I can’t wait to dread it. Under the bar is a deep place of meditation, with "twenty” my mantra.

-------- -------- --------
Is everybody in? 

The ceremony is about to begin. 
WAKE UP.

     -The Doors


Wake up. Your head must be ready for this. 

 
Stand with your arms draped across the barbell set to chest level, loaded with a weight that's a struggle to handle for one good squat. You're going for twenty. Doing twenty. Just go.

[Disclaimer - barbell squats are an awesome exercise that make you awesome. Yet most individuals could use a few days, weeks, or even months of corrective exercise and work on precise form before challenging themselves. Squats don't hurt people. People hurt people.]

Injured? Heck no. You may fail, but you probably won't get injured. It's only 1 or 2 percent more resistance than what you attempted just 6 or 7 days ago.

So get in there. Step under the bar and lock it into the groove across your scapula. Breath deeply and brace your entire upper body for one punishing isometric. In the last moment before the first and possibly worst descent, you must see yourself hitting that first rep, feel the joints loaded, digging out of the bottom position.

It’s time. 


Descend smoothly, see white as you brake and accelerating the weight upward.

1
 

Damn, that’s heavy. You’re crazy for lifting it once, much less twenty times.
 

2
 

The sooner you move on, the sooner you’re finished. This will end.
 

3

A little winded, hearts racing. Nothing exists except the task at hand. Nice.
 

4
 

Somewhere in here, a rep or two actually feels pleasant. You’ve found the groove, firing on all cylinders.
 

5
 

6
 

You're in plenty deep enough to experience the misery. This is not joint pain, but the ache of every muscle ablaze from the mental effort required to maintain form.
 

7

8



Few hard-core gym-rats squat, and most that do have racked the weight by now. They're sitting on the leg extension machine drinking bottled water.

9


The whole idea of 20 reps squats is pointless stupidity made up by some idiot.

10
 

Yes, half way! Ugh, half way.

11


You embrace the sting and throbbing as evidence of pushing your limits. Yeah, you went there.
 

12
 

When everything tells you to quit, you decide not to. 

13


You’re an unfeeling machine executing pre-programmed instruction. There's no choice in the matter.
 

14
 

You will never look at a barbell again, much less lift one. 

15

It’s down to five. Right about now is why you don’t train on a full stomach.

16


The bar heaves, climbs upward so slowly. You thought you saw a splinter of light. Is that the end of the tunnel?
  

17
 

No. That thought helped you for one rep, but you’re heading into the valley now.

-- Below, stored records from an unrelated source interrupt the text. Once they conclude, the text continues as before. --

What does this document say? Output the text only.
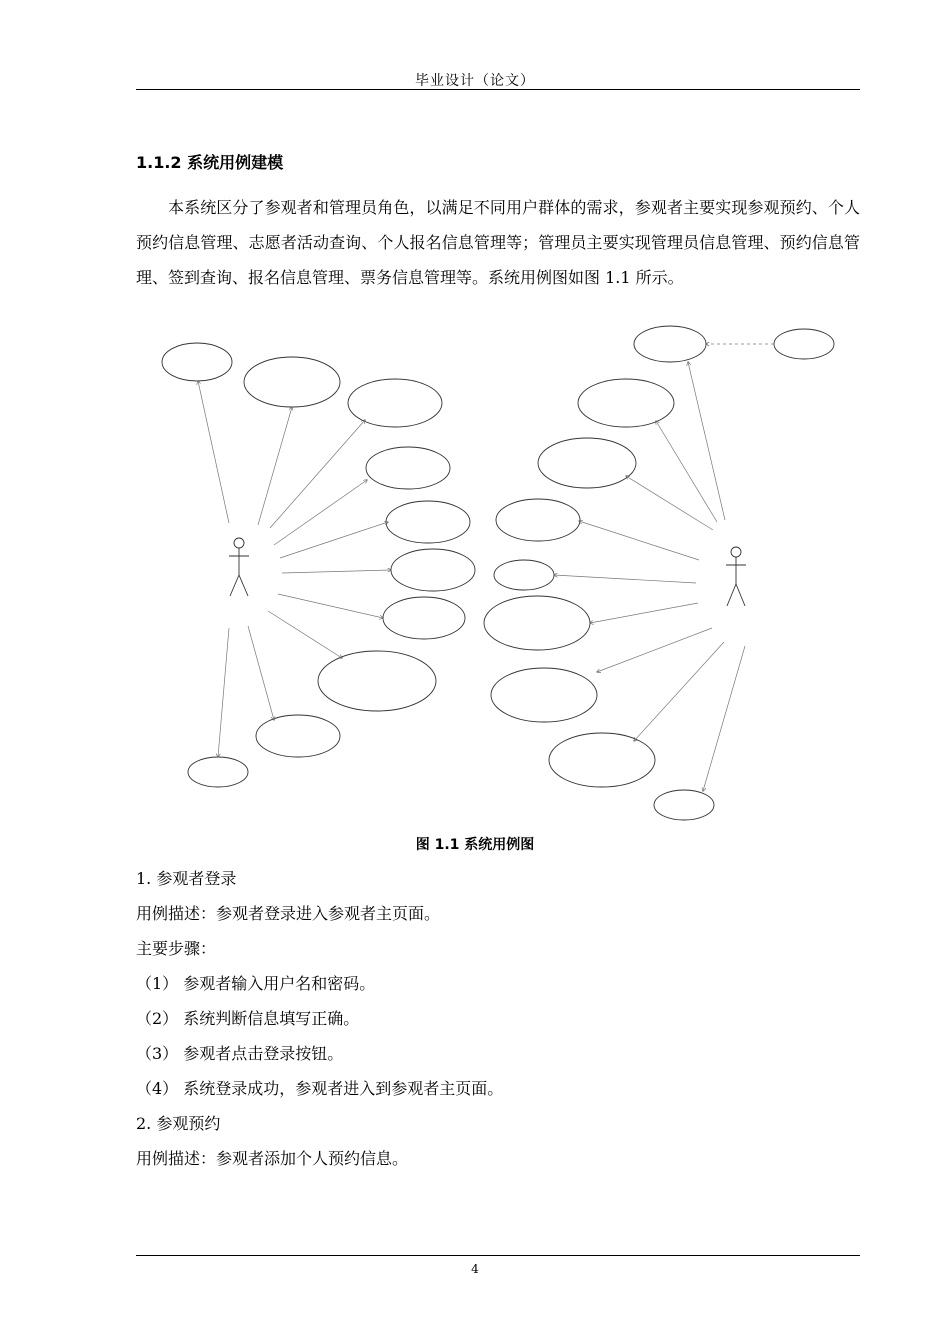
毕业设计（论文）
1.1.2 系统用例建模
本系统区分了参观者和管理员角色，以满足不同用户群体的需求，参观者主要实现参观预约、个人预约信息管理、志愿者活动查询、个人报名信息管理等；管理员主要实现管理员信息管理、预约信息管理、签到查询、报名信息管理、票务信息管理等。系统用例图如图 1.1 所示。
图 1.1 系统用例图
1. 参观者登录
用例描述：参观者登录进入参观者主页面。
主要步骤：
（1） 参观者输入用户名和密码。
（2） 系统判断信息填写正确。
（3） 参观者点击登录按钮。
（4） 系统登录成功，参观者进入到参观者主页面。
2. 参观预约
用例描述：参观者添加个人预约信息。
4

The dark pit of hell, the physical and mental test that's the point of all this. [Whether you're fighting against 40 or 400 pounds is not the least bit important, as long as it drags you through the valley.]




 


18




 








19

Each and every time you make it through the valley, you really do come out as a different person.



No. Nobody. No one fails at 19.


You explode, throwing the weight through the roof. Did gravity lessen? No, the bar still sank and then barely ascended at all.
 

20

You stagger and lean forward to rack the beast. Unload. Unwind. Finally. Careful now. You should sit down or hold onto something for at least a minute or so. The world will return in a moment.




You did something…strange and extraordinary. Your potential is not unplumbed. You didn't need 26 miles to find a test. You didn't need a surfboard and a tsunami to get you adrenaline pumping. You didn't need to have your face turned inside out to get something you can feel.